Taş dibekte dövülen buğdayın lezzetinin tarif bile edilemeyeceğini söyleyen Zorlu, "Buğdayı zaten kendimiz ekip yetiştiriyoruz. Buğday da ata tohumu buğdaylarımızdır. Birde taş dibekte dövülen buğdayın ayrı bir lezzeti, tadı vardır. Taş dibeğe döktüğümüz buğdayı saatlerce dövüyoruz. Dinlenerek, yardımlaşarak dövme işini gerçekleştiriyoruz. Bunun çorbasını ve keşkeğini yapıyoruz." şeklinde konuştu.
"BUĞDAY DÖVÜLEREK KEPEĞİ ALINIYOR"
Hocaköy mahallesi halkından Hayriye Çelik de yardımlaşarak yaptıkları taş dibekte buğday dövme işleminin yüzyıllardır yapıldığını ifade ederek, şöyle devam etti:
"İki kişi karşılıklı olarak ağaç tokmaklarla dövüyoruz. Buğday dövme işi birkaç saat sürüyor. Buğdayı dövdükçe kepeği ortaya çıkar. Daha sonra kepeğini alıyoruz. Kepeği alınmazsa lezzeti olmaz. Sonra sıcak suda yıkayıp kurutuyoruz.. Bu iş kesinlikle yalnız olmaz. Mutlaka yardımlaşarak yapıyoruz. Kışın ise sofralarımızdan eksik etmediğimiz keşkek ve çorbasını yapıyoruz."
"Erişte geleneği"
Antalya'nın Akseki ilçesinde ev hanımları kış mevsimi öncesinde ilçe merkez ve köylerde yaşayan ev hanımları bir araya gelerek kışlık eriştelerini kesiyorlar. Un, süt ve yumurta karışımı ile açılan hamurlar ekmek pişirilen saçlarda hafif olarak pişiriliyor. Daha sonra ise senitlerin üzerinde bıçakla makarna şeklinde kesilen erişteler kuruduktan sonra alınarak saklama kaplarına konuyor. Yıllardan beri gelenek haline getirilen ve 3-4 komşunun yardımlaşmasıyla kesilen erişteler, kesildikten sonra gölgede kurutulup, kışın pişirilerek sofradaki yerini alıyor.

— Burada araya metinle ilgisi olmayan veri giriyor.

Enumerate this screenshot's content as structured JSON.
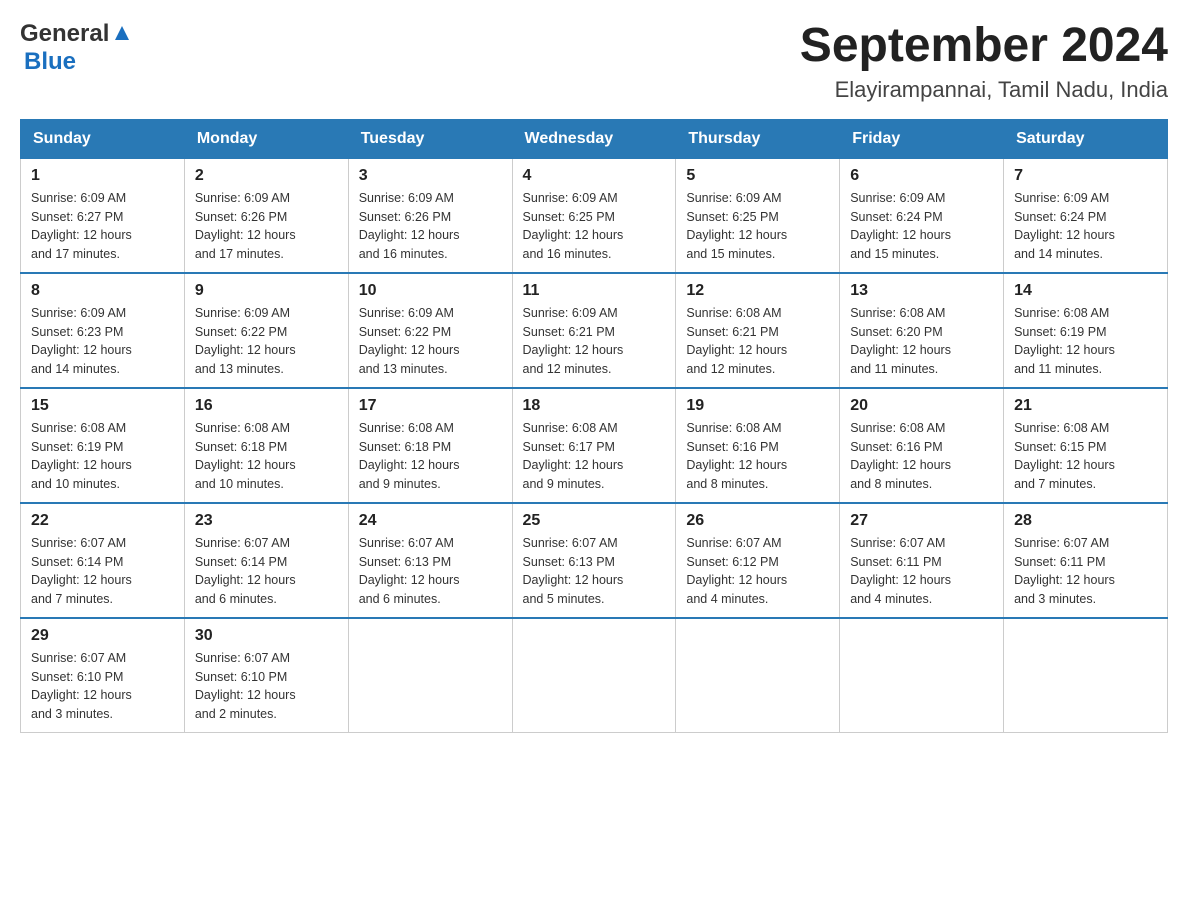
{
  "header": {
    "logo_general": "General",
    "logo_blue": "Blue",
    "month_title": "September 2024",
    "location": "Elayirampannai, Tamil Nadu, India"
  },
  "weekdays": [
    "Sunday",
    "Monday",
    "Tuesday",
    "Wednesday",
    "Thursday",
    "Friday",
    "Saturday"
  ],
  "weeks": [
    [
      {
        "day": "1",
        "sunrise": "6:09 AM",
        "sunset": "6:27 PM",
        "daylight": "12 hours and 17 minutes."
      },
      {
        "day": "2",
        "sunrise": "6:09 AM",
        "sunset": "6:26 PM",
        "daylight": "12 hours and 17 minutes."
      },
      {
        "day": "3",
        "sunrise": "6:09 AM",
        "sunset": "6:26 PM",
        "daylight": "12 hours and 16 minutes."
      },
      {
        "day": "4",
        "sunrise": "6:09 AM",
        "sunset": "6:25 PM",
        "daylight": "12 hours and 16 minutes."
      },
      {
        "day": "5",
        "sunrise": "6:09 AM",
        "sunset": "6:25 PM",
        "daylight": "12 hours and 15 minutes."
      },
      {
        "day": "6",
        "sunrise": "6:09 AM",
        "sunset": "6:24 PM",
        "daylight": "12 hours and 15 minutes."
      },
      {
        "day": "7",
        "sunrise": "6:09 AM",
        "sunset": "6:24 PM",
        "daylight": "12 hours and 14 minutes."
      }
    ],
    [
      {
        "day": "8",
        "sunrise": "6:09 AM",
        "sunset": "6:23 PM",
        "daylight": "12 hours and 14 minutes."
      },
      {
        "day": "9",
        "sunrise": "6:09 AM",
        "sunset": "6:22 PM",
        "daylight": "12 hours and 13 minutes."
      },
      {
        "day": "10",
        "sunrise": "6:09 AM",
        "sunset": "6:22 PM",
        "daylight": "12 hours and 13 minutes."
      },
      {
        "day": "11",
        "sunrise": "6:09 AM",
        "sunset": "6:21 PM",
        "daylight": "12 hours and 12 minutes."
      },
      {
        "day": "12",
        "sunrise": "6:08 AM",
        "sunset": "6:21 PM",
        "daylight": "12 hours and 12 minutes."
      },
      {
        "day": "13",
        "sunrise": "6:08 AM",
        "sunset": "6:20 PM",
        "daylight": "12 hours and 11 minutes."
      },
      {
        "day": "14",
        "sunrise": "6:08 AM",
        "sunset": "6:19 PM",
        "daylight": "12 hours and 11 minutes."
      }
    ],
    [
      {
        "day": "15",
        "sunrise": "6:08 AM",
        "sunset": "6:19 PM",
        "daylight": "12 hours and 10 minutes."
      },
      {
        "day": "16",
        "sunrise": "6:08 AM",
        "sunset": "6:18 PM",
        "daylight": "12 hours and 10 minutes."
      },
      {
        "day": "17",
        "sunrise": "6:08 AM",
        "sunset": "6:18 PM",
        "daylight": "12 hours and 9 minutes."
      },
      {
        "day": "18",
        "sunrise": "6:08 AM",
        "sunset": "6:17 PM",
        "daylight": "12 hours and 9 minutes."
      },
      {
        "day": "19",
        "sunrise": "6:08 AM",
        "sunset": "6:16 PM",
        "daylight": "12 hours and 8 minutes."
      },
      {
        "day": "20",
        "sunrise": "6:08 AM",
        "sunset": "6:16 PM",
        "daylight": "12 hours and 8 minutes."
      },
      {
        "day": "21",
        "sunrise": "6:08 AM",
        "sunset": "6:15 PM",
        "daylight": "12 hours and 7 minutes."
      }
    ],
    [
      {
        "day": "22",
        "sunrise": "6:07 AM",
        "sunset": "6:14 PM",
        "daylight": "12 hours and 7 minutes."
      },
      {
        "day": "23",
        "sunrise": "6:07 AM",
        "sunset": "6:14 PM",
        "daylight": "12 hours and 6 minutes."
      },
      {
        "day": "24",
        "sunrise": "6:07 AM",
        "sunset": "6:13 PM",
        "daylight": "12 hours and 6 minutes."
      },
      {
        "day": "25",
        "sunrise": "6:07 AM",
        "sunset": "6:13 PM",
        "daylight": "12 hours and 5 minutes."
      },
      {
        "day": "26",
        "sunrise": "6:07 AM",
        "sunset": "6:12 PM",
        "daylight": "12 hours and 4 minutes."
      },
      {
        "day": "27",
        "sunrise": "6:07 AM",
        "sunset": "6:11 PM",
        "daylight": "12 hours and 4 minutes."
      },
      {
        "day": "28",
        "sunrise": "6:07 AM",
        "sunset": "6:11 PM",
        "daylight": "12 hours and 3 minutes."
      }
    ],
    [
      {
        "day": "29",
        "sunrise": "6:07 AM",
        "sunset": "6:10 PM",
        "daylight": "12 hours and 3 minutes."
      },
      {
        "day": "30",
        "sunrise": "6:07 AM",
        "sunset": "6:10 PM",
        "daylight": "12 hours and 2 minutes."
      },
      null,
      null,
      null,
      null,
      null
    ]
  ]
}
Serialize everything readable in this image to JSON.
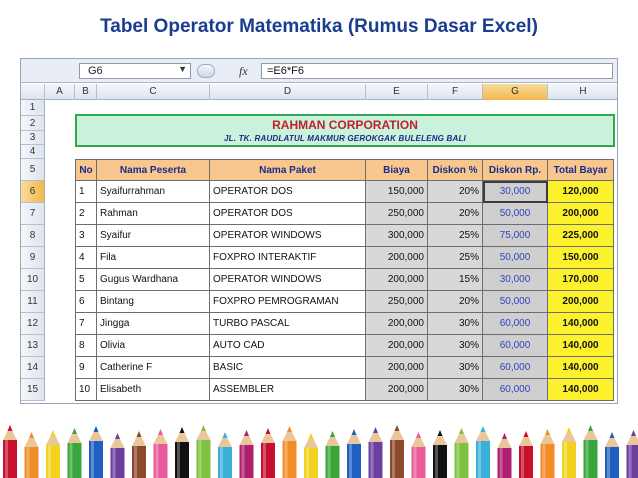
{
  "slide": {
    "title": "Tabel Operator Matematika (Rumus Dasar Excel)"
  },
  "formula_bar": {
    "name_box": "G6",
    "fx_label": "fx",
    "formula": "=E6*F6"
  },
  "columns": [
    "A",
    "B",
    "C",
    "D",
    "E",
    "F",
    "G",
    "H"
  ],
  "selected_column": "G",
  "rows": [
    "1",
    "2",
    "3",
    "4",
    "5",
    "6",
    "7",
    "8",
    "9",
    "10",
    "11",
    "12",
    "13",
    "14",
    "15"
  ],
  "selected_row": "6",
  "banner": {
    "company": "RAHMAN CORPORATION",
    "address": "JL. TK. RAUDLATUL MAKMUR GEROKGAK BULELENG BALI",
    "border_color": "#2fa84f",
    "fill_color": "#c9f1dc"
  },
  "table": {
    "headers": [
      "No",
      "Nama Peserta",
      "Nama Paket",
      "Biaya",
      "Diskon %",
      "Diskon Rp.",
      "Total Bayar"
    ],
    "rows": [
      [
        "1",
        "Syaifurrahman",
        "OPERATOR DOS",
        "150,000",
        "20%",
        "30,000",
        "120,000"
      ],
      [
        "2",
        "Rahman",
        "OPERATOR DOS",
        "250,000",
        "20%",
        "50,000",
        "200,000"
      ],
      [
        "3",
        "Syaifur",
        "OPERATOR WINDOWS",
        "300,000",
        "25%",
        "75,000",
        "225,000"
      ],
      [
        "4",
        "Fila",
        "FOXPRO INTERAKTIF",
        "200,000",
        "25%",
        "50,000",
        "150,000"
      ],
      [
        "5",
        "Gugus Wardhana",
        "OPERATOR WINDOWS",
        "200,000",
        "15%",
        "30,000",
        "170,000"
      ],
      [
        "6",
        "Bintang",
        "FOXPRO PEMROGRAMAN",
        "250,000",
        "20%",
        "50,000",
        "200,000"
      ],
      [
        "7",
        "Jingga",
        "TURBO PASCAL",
        "200,000",
        "30%",
        "60,000",
        "140,000"
      ],
      [
        "8",
        "Olivia",
        "AUTO CAD",
        "200,000",
        "30%",
        "60,000",
        "140,000"
      ],
      [
        "9",
        "Catherine F",
        "BASIC",
        "200,000",
        "30%",
        "60,000",
        "140,000"
      ],
      [
        "10",
        "Elisabeth",
        "ASSEMBLER",
        "200,000",
        "30%",
        "60,000",
        "140,000"
      ]
    ],
    "header_color": "#f7c78d",
    "total_color": "#fbf22d",
    "discount_text_color": "#2f45c0"
  },
  "decoration": {
    "pencil_colors": [
      "#c8102e",
      "#f28c28",
      "#f2d21e",
      "#3aa53a",
      "#1f5fbf",
      "#6b3fa0",
      "#8b4a2b",
      "#e85a9a",
      "#111111",
      "#7fc241",
      "#3ab0d8",
      "#b01e6e"
    ]
  }
}
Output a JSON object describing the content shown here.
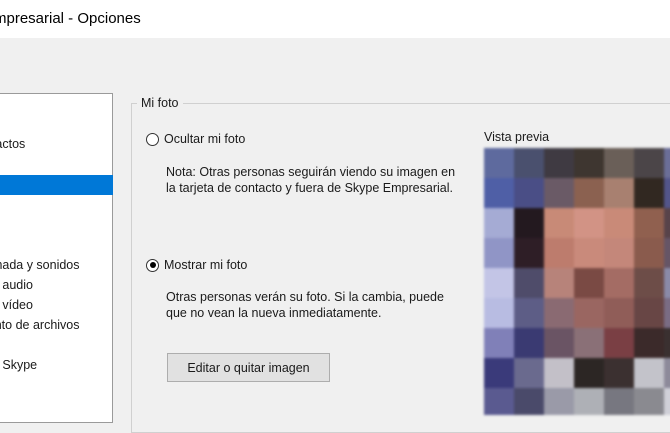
{
  "window": {
    "title": "mpresarial - Opciones"
  },
  "nav": {
    "items": [
      {
        "label": "ntactos",
        "selected": false
      },
      {
        "label": "",
        "selected": true
      },
      {
        "label": "amada y sonidos",
        "selected": false
      },
      {
        "label": "de audio",
        "selected": false
      },
      {
        "label": "de vídeo",
        "selected": false
      },
      {
        "label": "iento de archivos",
        "selected": false
      },
      {
        "label": "de Skype",
        "selected": false
      }
    ]
  },
  "photo_group": {
    "legend": "Mi foto",
    "hide_option": {
      "label": "Ocultar mi foto",
      "checked": false,
      "note_line1": "Nota: Otras personas seguirán viendo su imagen en",
      "note_line2": "la tarjeta de contacto y fuera de Skype Empresarial."
    },
    "show_option": {
      "label": "Mostrar mi foto",
      "checked": true,
      "note_line1": "Otras personas verán su foto. Si la cambia, puede",
      "note_line2": "que no vean la nueva inmediatamente."
    },
    "edit_button": "Editar o quitar imagen",
    "preview_label": "Vista previa"
  },
  "preview_pixels": [
    [
      "#5e6a9e",
      "#4a506e",
      "#3f3a42",
      "#3e3630",
      "#6a5f58",
      "#4b4548",
      "#6b6e98"
    ],
    [
      "#4f5fa6",
      "#4a4e86",
      "#6a5a66",
      "#8b6150",
      "#a88070",
      "#312821",
      "#53558a"
    ],
    [
      "#a5abd4",
      "#23191f",
      "#c88a77",
      "#d29385",
      "#c98a78",
      "#90604f",
      "#58434a"
    ],
    [
      "#9095c6",
      "#2e1e26",
      "#bd7c6d",
      "#c98a7b",
      "#c4877a",
      "#8a5b4d",
      "#665566"
    ],
    [
      "#c3c5e6",
      "#4f4c6a",
      "#b7837a",
      "#7a4a44",
      "#a46c64",
      "#6d4d48",
      "#8a8aa8"
    ],
    [
      "#b8bce2",
      "#5d5d86",
      "#8a6a72",
      "#9a6661",
      "#905d58",
      "#684645",
      "#7a6c84"
    ],
    [
      "#8080b8",
      "#3a3a72",
      "#6a5464",
      "#8a7077",
      "#7a3f44",
      "#3b2a2a",
      "#3a3030"
    ],
    [
      "#3a3a7a",
      "#6a6a8e",
      "#c3c0c8",
      "#2c2624",
      "#3b3030",
      "#c3c3ca",
      "#8d8a9a"
    ],
    [
      "#5a5a90",
      "#4a4a6a",
      "#9a9aa8",
      "#aeb0b6",
      "#777780",
      "#8a8a90",
      "#d0d0d8"
    ]
  ],
  "colors": {
    "selection": "#0078d7"
  }
}
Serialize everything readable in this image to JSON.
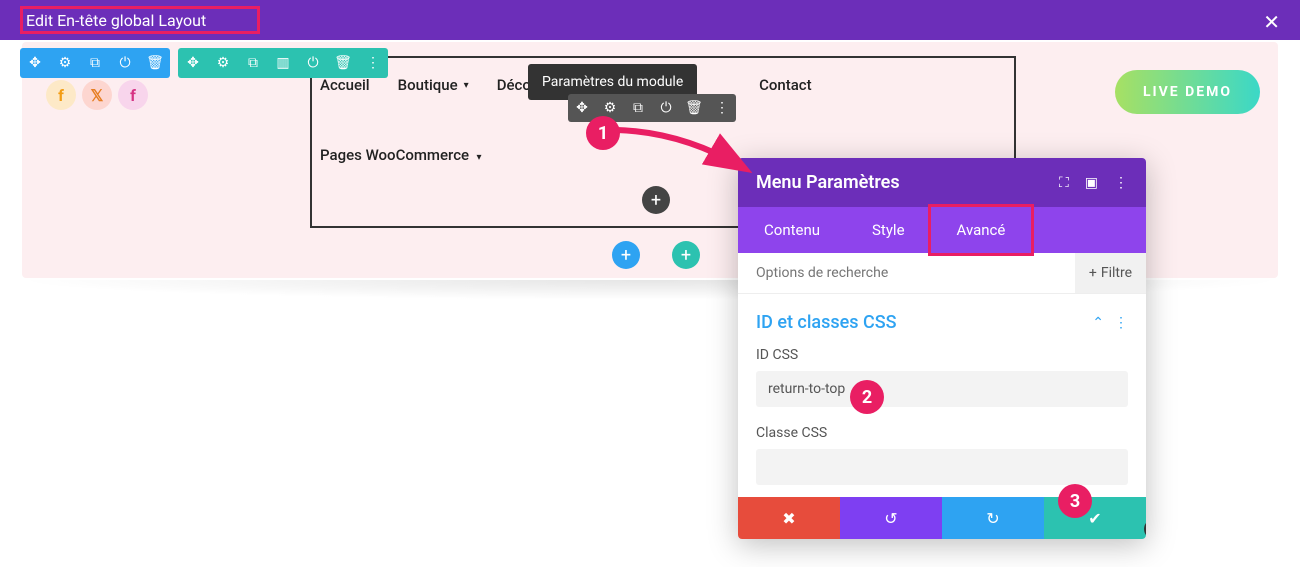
{
  "topbar": {
    "title": "Edit En-tête global Layout"
  },
  "tooltip": "Paramètres du module",
  "nav": {
    "items": [
      "Accueil",
      "Boutique",
      "Découvrir",
      "Contact"
    ],
    "woo": "Pages WooCommerce"
  },
  "live_demo": "LIVE DEMO",
  "markers": {
    "m1": "1",
    "m2": "2",
    "m3": "3"
  },
  "panel": {
    "title": "Menu Paramètres",
    "tabs": {
      "content": "Contenu",
      "style": "Style",
      "advanced": "Avancé"
    },
    "search_placeholder": "Options de recherche",
    "filter": "Filtre",
    "section_title": "ID et classes CSS",
    "id_label": "ID CSS",
    "id_value": "return-to-top",
    "class_label": "Classe CSS",
    "class_value": ""
  }
}
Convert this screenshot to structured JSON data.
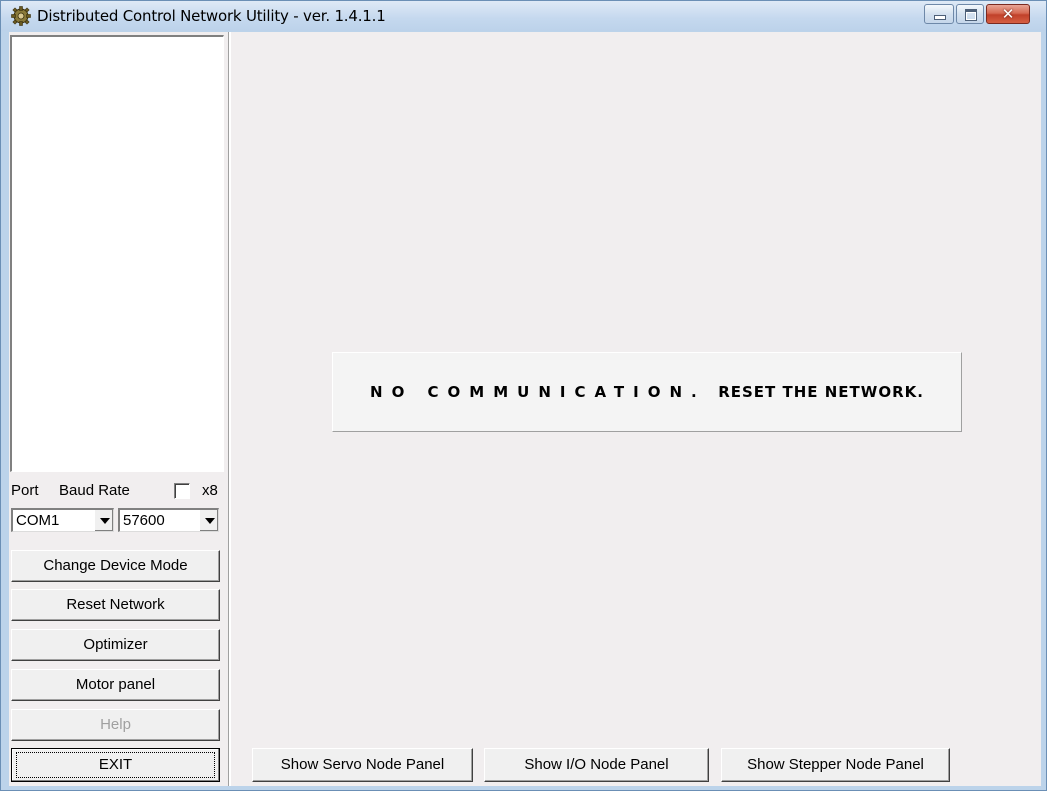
{
  "window": {
    "title": "Distributed Control Network Utility - ver. 1.4.1.1",
    "close_glyph": "✕"
  },
  "sidebar": {
    "port_label": "Port",
    "baud_rate_label": "Baud Rate",
    "x8_label": "x8",
    "x8_checked": false,
    "port_value": "COM1",
    "baud_value": "57600",
    "buttons": {
      "change_device_mode": "Change Device Mode",
      "reset_network": "Reset Network",
      "optimizer": "Optimizer",
      "motor_panel": "Motor panel",
      "help": "Help",
      "exit": "EXIT"
    }
  },
  "main": {
    "message_part1": "NO COMMUNICATION.",
    "message_part2": "RESET THE NETWORK.",
    "bottom_buttons": {
      "servo": "Show Servo Node Panel",
      "io": "Show I/O Node Panel",
      "stepper": "Show Stepper Node Panel"
    }
  },
  "icons": {
    "app": "gear-icon",
    "minimize": "minimize-icon",
    "maximize": "maximize-icon",
    "close": "close-icon",
    "dropdown": "chevron-down-icon"
  }
}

"LEZZETLİ ERİŞTENİN SIRRI YUMURTA"
Eriştenin lezzetinin sırrının yumurta olduğunu dikkat çeken Kara, "Un, süt ve yumurta ile yapılan erişte çok lezzetli olur. Biz eriştenin hamurunu su ile yapmıyoruz. Su ile de hamuru yapılır ama lezzetli olmaz. Bunun sırrı süt ve yumurtadır. Süt ve yumurtadan yapılan erişte çok daha lezzetli oluyor. Besleyici ve doyurucu özelliği de var." dedi
Kara, "Hamur kıvamını alıncaya kadar yoğrulduktan sonra oklavalarla açılan hamur tahtalar üzerinde kesiliyor, sofra altlarına serilerek gölgede kurutuluyor" dedi.
"Çocuklar için önemli besin kaynağı"
Kışın sofralarda çorba ve pilav olarak yerini alan eriştenin Akseki'de yoğun olarak tüketildiğini belirten Pantır, "Erişte bizim kışlık yemeğimizdir. Kış yemeklerimizden olan erişte özellikle çorba ve pilavda kullanılıyor.. Çocuklar içinde oldukça besleyicidir. Bizim mahalle sakinleri olarak komşularımız arasında dayanışma geleneği devam ediyor. İmece usulü yapıldığı için pek yorucu olmuyor. 120 tane yumurtadan ise 30 kilogram erişte yapılıyor" diye konuştu.